O deputado estadual Faissal Calil (PL) teve o celular apreendido pela Polícia Federal durante o cumprimento de mandado da Operação Gemini, deflagrada na manhã desta segunda-feira (8), para aprofundar investigações sobre um suposto esquema de comercialização de decisões judiciais e lavagem de dinheiro no âmbito do Tribunal de Justiça de Mato Grosso (TJMT).
A ação ocorreu na residência do parlamentar, localizada no bairro Jardim Shangri-Lá, em Cuiabá. Após a saída dos agentes, Faissal falou com a imprensa e afirmou que colaborou integralmente com a operação.
Segundo o deputado, os policiais solicitaram apenas o aparelho celular e o acesso aos dados armazenados em nuvem.
“Eles queriam meu celular, eu dei na hora meu celular e acessei o iCloud. Pronto, pode fazer o que quiserem”, afirmou.
Faissal disse que recebeu os policiais “com tranquilidade” e negou qualquer envolvimento com as suspeitas investigadas.
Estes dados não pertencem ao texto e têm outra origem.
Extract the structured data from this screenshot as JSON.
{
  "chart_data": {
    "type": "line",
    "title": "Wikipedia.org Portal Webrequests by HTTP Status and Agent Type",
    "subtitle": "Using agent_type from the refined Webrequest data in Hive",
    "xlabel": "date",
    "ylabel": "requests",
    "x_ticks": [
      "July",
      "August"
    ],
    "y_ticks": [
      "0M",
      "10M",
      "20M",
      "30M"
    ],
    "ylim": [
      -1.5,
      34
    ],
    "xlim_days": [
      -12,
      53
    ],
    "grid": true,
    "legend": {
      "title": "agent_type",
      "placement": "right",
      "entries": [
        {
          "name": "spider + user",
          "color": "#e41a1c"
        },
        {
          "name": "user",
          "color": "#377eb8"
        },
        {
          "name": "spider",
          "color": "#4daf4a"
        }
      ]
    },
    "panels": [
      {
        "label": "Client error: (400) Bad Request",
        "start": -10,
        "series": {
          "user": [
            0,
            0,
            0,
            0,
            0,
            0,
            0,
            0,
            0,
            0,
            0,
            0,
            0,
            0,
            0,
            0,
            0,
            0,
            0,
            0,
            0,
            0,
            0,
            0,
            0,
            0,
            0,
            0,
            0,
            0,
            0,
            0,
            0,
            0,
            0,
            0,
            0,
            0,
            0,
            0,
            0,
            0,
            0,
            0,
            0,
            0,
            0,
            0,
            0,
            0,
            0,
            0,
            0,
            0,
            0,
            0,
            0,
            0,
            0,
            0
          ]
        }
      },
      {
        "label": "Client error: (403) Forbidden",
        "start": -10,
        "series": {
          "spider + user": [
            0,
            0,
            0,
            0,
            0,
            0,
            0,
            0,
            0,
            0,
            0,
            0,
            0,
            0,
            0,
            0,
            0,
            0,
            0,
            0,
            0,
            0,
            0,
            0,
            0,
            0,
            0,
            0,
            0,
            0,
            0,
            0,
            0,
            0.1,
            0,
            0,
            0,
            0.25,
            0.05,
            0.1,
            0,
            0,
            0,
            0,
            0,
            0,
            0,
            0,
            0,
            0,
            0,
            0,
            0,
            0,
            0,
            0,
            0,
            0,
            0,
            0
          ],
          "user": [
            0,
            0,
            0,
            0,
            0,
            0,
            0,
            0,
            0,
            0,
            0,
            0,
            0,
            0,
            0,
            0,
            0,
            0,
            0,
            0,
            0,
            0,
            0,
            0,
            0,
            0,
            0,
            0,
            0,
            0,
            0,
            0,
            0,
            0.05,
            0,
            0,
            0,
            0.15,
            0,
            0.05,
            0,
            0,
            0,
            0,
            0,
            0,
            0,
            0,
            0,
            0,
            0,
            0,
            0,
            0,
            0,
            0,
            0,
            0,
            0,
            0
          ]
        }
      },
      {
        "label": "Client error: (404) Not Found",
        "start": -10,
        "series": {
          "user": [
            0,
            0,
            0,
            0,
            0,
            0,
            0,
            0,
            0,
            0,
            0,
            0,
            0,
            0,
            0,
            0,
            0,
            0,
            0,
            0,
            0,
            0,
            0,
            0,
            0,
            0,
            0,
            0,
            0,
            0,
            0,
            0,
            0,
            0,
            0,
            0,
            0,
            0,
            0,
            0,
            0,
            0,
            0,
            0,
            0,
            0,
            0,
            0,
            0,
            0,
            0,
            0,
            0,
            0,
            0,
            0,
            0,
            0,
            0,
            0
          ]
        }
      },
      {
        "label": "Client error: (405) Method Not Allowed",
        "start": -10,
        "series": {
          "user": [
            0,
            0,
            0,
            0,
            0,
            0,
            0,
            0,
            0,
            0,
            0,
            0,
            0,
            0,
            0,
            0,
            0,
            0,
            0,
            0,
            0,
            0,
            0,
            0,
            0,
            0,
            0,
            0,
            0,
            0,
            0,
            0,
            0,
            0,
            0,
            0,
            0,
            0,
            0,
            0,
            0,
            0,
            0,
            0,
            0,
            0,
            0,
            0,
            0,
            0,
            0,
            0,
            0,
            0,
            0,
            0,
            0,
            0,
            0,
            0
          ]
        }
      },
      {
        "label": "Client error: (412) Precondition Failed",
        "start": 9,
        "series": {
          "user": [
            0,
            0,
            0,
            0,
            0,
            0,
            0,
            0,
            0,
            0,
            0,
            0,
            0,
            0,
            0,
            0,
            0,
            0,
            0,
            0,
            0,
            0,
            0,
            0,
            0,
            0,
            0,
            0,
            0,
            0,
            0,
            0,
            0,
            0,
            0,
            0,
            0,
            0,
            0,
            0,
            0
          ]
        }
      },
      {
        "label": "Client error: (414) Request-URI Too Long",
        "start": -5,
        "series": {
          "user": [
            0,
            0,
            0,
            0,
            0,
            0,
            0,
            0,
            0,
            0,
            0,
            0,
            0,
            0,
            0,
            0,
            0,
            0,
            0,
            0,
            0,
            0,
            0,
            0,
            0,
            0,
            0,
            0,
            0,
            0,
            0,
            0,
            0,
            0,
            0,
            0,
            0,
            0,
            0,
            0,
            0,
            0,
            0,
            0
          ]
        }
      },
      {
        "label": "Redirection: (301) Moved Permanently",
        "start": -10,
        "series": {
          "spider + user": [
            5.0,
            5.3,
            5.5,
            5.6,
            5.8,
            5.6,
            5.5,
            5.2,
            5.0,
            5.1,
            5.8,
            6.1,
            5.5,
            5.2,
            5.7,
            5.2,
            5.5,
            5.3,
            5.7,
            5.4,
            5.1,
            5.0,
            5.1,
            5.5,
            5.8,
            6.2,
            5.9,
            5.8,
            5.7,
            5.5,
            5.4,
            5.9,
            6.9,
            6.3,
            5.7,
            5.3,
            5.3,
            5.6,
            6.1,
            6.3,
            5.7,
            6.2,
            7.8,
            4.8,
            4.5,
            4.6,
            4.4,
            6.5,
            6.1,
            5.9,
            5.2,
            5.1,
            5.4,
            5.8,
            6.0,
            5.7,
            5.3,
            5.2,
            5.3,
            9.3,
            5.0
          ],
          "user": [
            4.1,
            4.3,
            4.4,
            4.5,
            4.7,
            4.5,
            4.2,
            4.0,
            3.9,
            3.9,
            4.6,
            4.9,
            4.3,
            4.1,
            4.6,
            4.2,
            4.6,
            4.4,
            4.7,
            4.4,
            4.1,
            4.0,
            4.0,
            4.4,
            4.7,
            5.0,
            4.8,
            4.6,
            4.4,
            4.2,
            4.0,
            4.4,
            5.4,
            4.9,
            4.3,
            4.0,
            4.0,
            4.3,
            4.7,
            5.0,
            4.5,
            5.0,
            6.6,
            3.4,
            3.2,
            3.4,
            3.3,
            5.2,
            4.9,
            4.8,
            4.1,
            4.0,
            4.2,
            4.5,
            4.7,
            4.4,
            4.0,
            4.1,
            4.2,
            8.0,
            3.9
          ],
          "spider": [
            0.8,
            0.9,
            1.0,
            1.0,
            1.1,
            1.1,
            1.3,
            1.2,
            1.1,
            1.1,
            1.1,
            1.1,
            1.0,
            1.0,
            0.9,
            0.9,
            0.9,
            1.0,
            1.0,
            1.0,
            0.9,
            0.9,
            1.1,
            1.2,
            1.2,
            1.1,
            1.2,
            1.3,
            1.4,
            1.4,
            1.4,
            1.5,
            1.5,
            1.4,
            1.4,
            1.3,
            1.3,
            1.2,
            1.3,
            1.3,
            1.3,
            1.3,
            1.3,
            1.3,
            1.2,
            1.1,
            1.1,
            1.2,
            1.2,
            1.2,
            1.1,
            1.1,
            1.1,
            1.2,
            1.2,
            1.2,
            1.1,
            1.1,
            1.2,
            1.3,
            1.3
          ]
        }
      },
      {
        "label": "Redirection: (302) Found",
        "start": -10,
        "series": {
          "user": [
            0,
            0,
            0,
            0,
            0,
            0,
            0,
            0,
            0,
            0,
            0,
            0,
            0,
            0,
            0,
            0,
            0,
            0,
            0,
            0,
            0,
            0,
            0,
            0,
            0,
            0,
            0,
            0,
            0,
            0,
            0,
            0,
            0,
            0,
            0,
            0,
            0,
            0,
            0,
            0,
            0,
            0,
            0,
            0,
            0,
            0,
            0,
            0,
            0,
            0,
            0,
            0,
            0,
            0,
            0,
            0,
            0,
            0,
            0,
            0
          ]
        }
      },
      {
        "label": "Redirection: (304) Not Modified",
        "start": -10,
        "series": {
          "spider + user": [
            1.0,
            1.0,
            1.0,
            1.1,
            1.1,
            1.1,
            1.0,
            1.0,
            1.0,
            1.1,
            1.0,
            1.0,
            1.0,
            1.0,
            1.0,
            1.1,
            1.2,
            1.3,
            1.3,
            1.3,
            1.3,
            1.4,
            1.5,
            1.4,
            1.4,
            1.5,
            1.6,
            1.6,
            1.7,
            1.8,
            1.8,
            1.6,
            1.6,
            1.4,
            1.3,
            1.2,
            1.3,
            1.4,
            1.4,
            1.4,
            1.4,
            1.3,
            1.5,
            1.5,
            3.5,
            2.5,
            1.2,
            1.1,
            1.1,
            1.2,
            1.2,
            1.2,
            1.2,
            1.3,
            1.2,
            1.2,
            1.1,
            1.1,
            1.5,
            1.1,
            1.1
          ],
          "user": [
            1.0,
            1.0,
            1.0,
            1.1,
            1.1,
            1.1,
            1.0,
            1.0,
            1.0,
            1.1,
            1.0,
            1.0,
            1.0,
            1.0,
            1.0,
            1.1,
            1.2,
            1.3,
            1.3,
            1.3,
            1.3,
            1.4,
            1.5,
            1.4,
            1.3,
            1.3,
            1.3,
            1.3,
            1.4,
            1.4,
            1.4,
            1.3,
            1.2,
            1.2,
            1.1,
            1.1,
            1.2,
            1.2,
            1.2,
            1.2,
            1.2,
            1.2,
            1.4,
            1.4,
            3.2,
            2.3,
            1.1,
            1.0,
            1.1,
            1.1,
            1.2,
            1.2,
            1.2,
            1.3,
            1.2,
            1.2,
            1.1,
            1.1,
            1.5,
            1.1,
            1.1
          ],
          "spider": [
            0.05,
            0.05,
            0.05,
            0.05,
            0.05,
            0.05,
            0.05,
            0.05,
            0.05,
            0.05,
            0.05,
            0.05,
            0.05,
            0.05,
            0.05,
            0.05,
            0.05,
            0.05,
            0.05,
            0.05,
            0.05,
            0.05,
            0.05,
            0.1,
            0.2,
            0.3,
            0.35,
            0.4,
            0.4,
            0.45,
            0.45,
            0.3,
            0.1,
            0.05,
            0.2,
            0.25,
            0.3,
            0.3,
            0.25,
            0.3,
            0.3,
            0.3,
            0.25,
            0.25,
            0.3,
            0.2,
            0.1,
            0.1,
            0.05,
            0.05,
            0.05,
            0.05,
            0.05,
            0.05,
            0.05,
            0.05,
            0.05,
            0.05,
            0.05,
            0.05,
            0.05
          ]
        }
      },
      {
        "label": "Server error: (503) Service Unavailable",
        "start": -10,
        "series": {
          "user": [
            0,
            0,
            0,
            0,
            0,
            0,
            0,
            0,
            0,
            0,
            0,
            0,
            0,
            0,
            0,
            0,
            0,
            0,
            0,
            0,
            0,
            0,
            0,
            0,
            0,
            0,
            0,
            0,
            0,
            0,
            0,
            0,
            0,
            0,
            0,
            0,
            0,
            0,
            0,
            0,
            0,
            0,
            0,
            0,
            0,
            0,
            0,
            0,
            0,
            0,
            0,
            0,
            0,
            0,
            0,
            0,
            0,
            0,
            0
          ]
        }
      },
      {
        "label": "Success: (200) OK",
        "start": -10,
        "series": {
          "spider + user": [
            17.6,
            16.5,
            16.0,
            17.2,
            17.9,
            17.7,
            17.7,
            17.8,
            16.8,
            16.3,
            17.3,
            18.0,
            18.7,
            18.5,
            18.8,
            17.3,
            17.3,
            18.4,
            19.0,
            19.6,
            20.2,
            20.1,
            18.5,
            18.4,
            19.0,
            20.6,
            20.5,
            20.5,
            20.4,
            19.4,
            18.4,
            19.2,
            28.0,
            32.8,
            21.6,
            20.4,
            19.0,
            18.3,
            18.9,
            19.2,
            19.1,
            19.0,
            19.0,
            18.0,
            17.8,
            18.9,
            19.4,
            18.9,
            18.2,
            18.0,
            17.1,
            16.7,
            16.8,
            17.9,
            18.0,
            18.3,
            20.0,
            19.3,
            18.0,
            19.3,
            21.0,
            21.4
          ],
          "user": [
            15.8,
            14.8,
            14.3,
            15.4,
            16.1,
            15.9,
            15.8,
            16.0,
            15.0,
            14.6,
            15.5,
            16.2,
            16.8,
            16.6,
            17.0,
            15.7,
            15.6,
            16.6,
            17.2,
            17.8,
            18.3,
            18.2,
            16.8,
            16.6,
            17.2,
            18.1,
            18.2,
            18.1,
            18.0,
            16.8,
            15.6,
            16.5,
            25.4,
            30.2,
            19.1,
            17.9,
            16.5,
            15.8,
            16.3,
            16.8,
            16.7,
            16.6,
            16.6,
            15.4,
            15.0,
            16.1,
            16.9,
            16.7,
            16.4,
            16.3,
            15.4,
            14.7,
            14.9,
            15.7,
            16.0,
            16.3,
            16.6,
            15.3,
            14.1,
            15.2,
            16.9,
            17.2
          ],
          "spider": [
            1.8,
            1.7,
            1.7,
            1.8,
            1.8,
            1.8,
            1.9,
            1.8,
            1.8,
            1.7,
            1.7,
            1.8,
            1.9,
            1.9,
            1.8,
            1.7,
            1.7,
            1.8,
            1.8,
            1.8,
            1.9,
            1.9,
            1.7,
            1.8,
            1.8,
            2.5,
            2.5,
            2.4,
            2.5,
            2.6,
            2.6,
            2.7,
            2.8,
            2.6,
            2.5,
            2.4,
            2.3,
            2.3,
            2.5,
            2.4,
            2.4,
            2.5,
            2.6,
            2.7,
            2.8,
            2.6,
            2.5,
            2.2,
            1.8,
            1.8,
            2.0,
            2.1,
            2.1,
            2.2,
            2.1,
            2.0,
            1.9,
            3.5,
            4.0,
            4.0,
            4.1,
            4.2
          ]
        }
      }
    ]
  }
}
“Não tem nada a ver com o meu mandato de deputado. Eu ainda não tenho conhecimento do teor da decisão. Estou pronto para esclarecer todos os fatos”, declarou.
Negou itens divulgados
Após a divulgação de imagens mostrando materiais apreendidos durante a operação — entre eles um fuzil com mira telescópica, uma pistola CZ Shadow com munições, um relógio Rolex Submariner e joias — Faissal afirmou que os objetos não pertencem a ele e não foram encontrados em sua casa.
“A arma não é aqui de casa, o Rolex não é aqui de casa, não tem joia aqui em casa, nem fuzil nada. Isso aí é mentira”, afirmou.
O parlamentar reforçou que, durante o cumprimento do mandado em sua residência, nenhum desses materiais foi localizado.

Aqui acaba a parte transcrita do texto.